“A esperança tem duas filhas lindas, a indignação e a coragem. A indignação nos ensina a não aceitar as coisas como estão. A coragem, a mudá-las” (Santo Agostinho)
Em algum ponto de um futuro bem próximo, precisaremos estabelecer um novo pacto coletivo sobre a incorporação de soluções de inteligência artificial na economia e na sociedade. Diferentemente de outros ciclos de inovação, estamos diante de uma onda de transformação sistêmica e que se forma muito mais rápido do que nossa capacidade de absorver os seus impactos. A IA oferece vantagens óbvias de aumento de produtividade, redução de custos e expansão de habilidades.
Como ponto de partida, podemos estabelecer que esse é um caminho sem volta. Os incentivos para explorar esses benefícios são simplesmente irresistíveis para a maioria das pessoas e organizações. O que ainda está em jogo é a criação de um sistema de contrapesos que permita distribuir essas oportunidades de maneira gradual e igualitária.
Os desafios mais evidentes incluem a eliminação de empregos em massa, o aumento da concentração de renda, as rupturas nas instituições democráticas e as crises generalizadas de desinformação. Os menos discutidos trazem riscos como a limitação de nossa criatividade e subjetividade.
A promessa da inteligência artificial como aceleradora do potencial humano será cumprida apenas se conseguirmos olhar além dessa primeira camada de automação e redução de custos — e o que temos visto é um panorama que aponta cada vez mais para a padronização de ideias e de nossa capacidade cognitiva. Entre as incontáveis plataformas, ferramentas e funcionalidades que surgem todos os dias, fica a impressão de que todos os prompts nos levam ao mesmo destino final.
Devemos lembrar que vivemos em um mundo no qual 1% da população mais rica detém aproximadamente dois terços da renda acumulada nos últimos dois anos, segundo o último relatório divulgado pela Oxfam. Quais seriam os efeitos de um tsunami global de automação e upskilling sobre esse cenário? Quem seriam os mais afetados?

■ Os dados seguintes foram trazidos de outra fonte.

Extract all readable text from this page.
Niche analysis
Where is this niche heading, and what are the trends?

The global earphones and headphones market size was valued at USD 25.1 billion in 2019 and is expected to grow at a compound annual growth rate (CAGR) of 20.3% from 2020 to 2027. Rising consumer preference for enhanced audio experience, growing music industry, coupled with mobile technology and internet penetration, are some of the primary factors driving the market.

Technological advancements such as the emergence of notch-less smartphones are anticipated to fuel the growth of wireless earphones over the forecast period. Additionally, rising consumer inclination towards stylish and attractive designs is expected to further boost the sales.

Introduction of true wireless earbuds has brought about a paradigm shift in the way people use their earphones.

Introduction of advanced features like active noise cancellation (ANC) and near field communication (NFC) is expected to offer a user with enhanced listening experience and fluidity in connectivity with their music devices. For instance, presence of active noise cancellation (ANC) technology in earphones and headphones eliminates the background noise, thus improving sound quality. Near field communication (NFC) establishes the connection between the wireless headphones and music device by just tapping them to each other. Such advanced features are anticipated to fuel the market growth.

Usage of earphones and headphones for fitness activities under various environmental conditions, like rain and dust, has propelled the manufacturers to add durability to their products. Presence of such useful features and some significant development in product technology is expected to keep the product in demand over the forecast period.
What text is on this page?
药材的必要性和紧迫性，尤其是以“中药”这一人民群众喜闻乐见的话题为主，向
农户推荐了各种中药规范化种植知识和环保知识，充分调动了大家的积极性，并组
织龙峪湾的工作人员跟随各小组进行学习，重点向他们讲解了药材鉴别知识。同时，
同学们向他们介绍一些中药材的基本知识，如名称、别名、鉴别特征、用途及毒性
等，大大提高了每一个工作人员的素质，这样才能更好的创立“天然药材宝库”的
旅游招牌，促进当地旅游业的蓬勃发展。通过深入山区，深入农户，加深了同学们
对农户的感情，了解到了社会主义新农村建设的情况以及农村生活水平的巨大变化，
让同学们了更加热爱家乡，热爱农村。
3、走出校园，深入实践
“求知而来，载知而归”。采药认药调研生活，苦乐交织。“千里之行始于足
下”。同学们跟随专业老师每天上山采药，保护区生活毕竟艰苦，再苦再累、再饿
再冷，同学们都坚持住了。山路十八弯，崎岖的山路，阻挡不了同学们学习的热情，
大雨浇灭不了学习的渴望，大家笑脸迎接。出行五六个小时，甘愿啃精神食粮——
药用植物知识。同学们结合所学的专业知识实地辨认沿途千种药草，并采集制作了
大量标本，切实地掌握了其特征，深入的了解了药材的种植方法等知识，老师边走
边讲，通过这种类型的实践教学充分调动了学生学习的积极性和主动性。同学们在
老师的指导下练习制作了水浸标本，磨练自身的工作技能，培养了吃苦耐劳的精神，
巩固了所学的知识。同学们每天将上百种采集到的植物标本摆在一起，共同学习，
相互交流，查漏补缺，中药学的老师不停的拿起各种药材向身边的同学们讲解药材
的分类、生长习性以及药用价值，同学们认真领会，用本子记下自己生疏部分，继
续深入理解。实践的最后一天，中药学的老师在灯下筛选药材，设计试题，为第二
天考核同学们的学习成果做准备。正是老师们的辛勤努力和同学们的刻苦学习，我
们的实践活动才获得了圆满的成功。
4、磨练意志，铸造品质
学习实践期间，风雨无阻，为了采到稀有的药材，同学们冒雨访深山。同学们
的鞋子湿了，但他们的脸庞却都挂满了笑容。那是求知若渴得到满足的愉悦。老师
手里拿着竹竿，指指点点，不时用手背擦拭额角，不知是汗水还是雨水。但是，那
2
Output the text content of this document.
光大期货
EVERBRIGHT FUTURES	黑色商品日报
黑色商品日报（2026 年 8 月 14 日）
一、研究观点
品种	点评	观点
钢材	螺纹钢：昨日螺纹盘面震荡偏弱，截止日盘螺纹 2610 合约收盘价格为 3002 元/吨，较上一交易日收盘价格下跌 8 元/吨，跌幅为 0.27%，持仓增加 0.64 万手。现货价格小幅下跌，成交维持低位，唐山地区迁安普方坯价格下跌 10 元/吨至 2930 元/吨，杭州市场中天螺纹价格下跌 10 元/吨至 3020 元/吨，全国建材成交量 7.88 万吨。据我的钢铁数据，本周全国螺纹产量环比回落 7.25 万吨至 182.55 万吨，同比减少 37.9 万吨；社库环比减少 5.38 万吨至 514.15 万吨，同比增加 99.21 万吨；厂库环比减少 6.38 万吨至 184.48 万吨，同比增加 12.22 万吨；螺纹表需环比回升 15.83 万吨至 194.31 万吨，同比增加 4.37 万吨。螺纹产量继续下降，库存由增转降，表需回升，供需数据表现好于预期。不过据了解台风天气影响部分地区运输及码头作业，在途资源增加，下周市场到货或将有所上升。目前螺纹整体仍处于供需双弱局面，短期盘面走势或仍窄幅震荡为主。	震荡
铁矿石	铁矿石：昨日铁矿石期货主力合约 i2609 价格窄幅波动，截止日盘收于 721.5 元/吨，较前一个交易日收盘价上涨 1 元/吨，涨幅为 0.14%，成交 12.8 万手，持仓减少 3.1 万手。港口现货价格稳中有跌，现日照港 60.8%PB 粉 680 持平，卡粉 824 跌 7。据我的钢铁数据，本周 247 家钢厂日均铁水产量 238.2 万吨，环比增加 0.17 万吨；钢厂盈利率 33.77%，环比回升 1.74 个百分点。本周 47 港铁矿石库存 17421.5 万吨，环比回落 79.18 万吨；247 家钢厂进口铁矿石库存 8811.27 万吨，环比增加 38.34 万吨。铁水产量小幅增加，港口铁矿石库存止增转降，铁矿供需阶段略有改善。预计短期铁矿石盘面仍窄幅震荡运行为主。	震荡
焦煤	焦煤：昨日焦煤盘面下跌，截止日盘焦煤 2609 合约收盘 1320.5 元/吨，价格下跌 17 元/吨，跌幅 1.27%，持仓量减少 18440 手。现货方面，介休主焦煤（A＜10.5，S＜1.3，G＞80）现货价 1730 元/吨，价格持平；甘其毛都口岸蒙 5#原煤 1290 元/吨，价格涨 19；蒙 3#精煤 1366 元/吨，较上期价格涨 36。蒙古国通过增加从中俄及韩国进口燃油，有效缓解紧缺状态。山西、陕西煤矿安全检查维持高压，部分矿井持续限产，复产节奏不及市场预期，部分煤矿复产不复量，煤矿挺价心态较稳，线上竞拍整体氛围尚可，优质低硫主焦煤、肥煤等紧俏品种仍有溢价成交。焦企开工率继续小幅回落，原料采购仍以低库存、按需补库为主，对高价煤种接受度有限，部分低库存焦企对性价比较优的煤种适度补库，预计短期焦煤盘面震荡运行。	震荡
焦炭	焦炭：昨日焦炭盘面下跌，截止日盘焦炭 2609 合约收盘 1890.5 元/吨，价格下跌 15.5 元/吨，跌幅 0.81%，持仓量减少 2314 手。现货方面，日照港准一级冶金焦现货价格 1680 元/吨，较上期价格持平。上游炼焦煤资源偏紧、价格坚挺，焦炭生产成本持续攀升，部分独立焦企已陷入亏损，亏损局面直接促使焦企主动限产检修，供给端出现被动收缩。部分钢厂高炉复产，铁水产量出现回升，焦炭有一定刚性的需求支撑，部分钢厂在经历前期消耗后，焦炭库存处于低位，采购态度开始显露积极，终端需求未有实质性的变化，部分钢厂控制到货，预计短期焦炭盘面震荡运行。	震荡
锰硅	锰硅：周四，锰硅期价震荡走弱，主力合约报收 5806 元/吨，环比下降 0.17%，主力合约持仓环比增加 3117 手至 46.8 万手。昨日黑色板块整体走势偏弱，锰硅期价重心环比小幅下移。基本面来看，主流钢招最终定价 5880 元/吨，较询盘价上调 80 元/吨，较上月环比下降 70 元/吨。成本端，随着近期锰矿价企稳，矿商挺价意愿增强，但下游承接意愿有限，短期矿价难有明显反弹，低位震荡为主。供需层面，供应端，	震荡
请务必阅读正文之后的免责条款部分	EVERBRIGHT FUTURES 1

Um levantamento recente do Fórum Econômico Mundial, por exemplo, destaca que a participação de mulheres brasileiras na economia do conhecimento intensivo é de somente 27%. Seria ingenuidade pensar que podemos acelerar ou frear a evolução da IA conforme os nossos desejos, vontades e necessidades. Mas certamente podemos pensar em futuros que combinem seu potencial de transformação com a redução de gaps sociais, culturais e econômicos.
Infelizmente, os esforços das lideranças corporativas não parecem apontar para essa direção. De acordo com o relatório “The State of Responsible Technology”, produzido pela MIT Technology Review e pela Thoughtworks, apenas 30% das organizações globais enxergam as iniciativas de “responsible tech” como uma disciplina de negócios fundamental para lidar com os desafios dos próximos anos.
O mesmo estudo mostra que a mitigação de impactos tecnológicos não-intencionais está nas prioridades de gestão de riscos de meramente 18% dessas empresas. As preocupações com falhas operacionais, ameaças de obsolescência, brechas de cibersegurança e, claro, gargalos financeiros estão no topo da lista.
Como já citei em uma coluna anterior, a eliminação sistemática dos núcleos de diversidade e inclusão em grandes empresas é outro sintoma da falta de comprometimento da alta liderança com estratégias de inovação orientadas pela equalização de oportunidades e pela visão de longo prazo. Em artigo publicado no início do mês, Rana Foroohar, editora do Financial Times, chama a atenção para a crescente mudança de foco das métricas de D&I por objetivos voltados exclusivamente ao retorno financeiro imediato.
O retrocesso dos programas de diversidade — porque, quando não avançamos, terminamos andando para trás — é particularmente crítico em um período no qual precisamos repensar a inovação a partir de um território completamente novo. E insistimos em tentar fazer isso com as mesmas pessoas de sempre, fazendo as mesmas perguntas de sempre, nos mesmos lugares de sempre.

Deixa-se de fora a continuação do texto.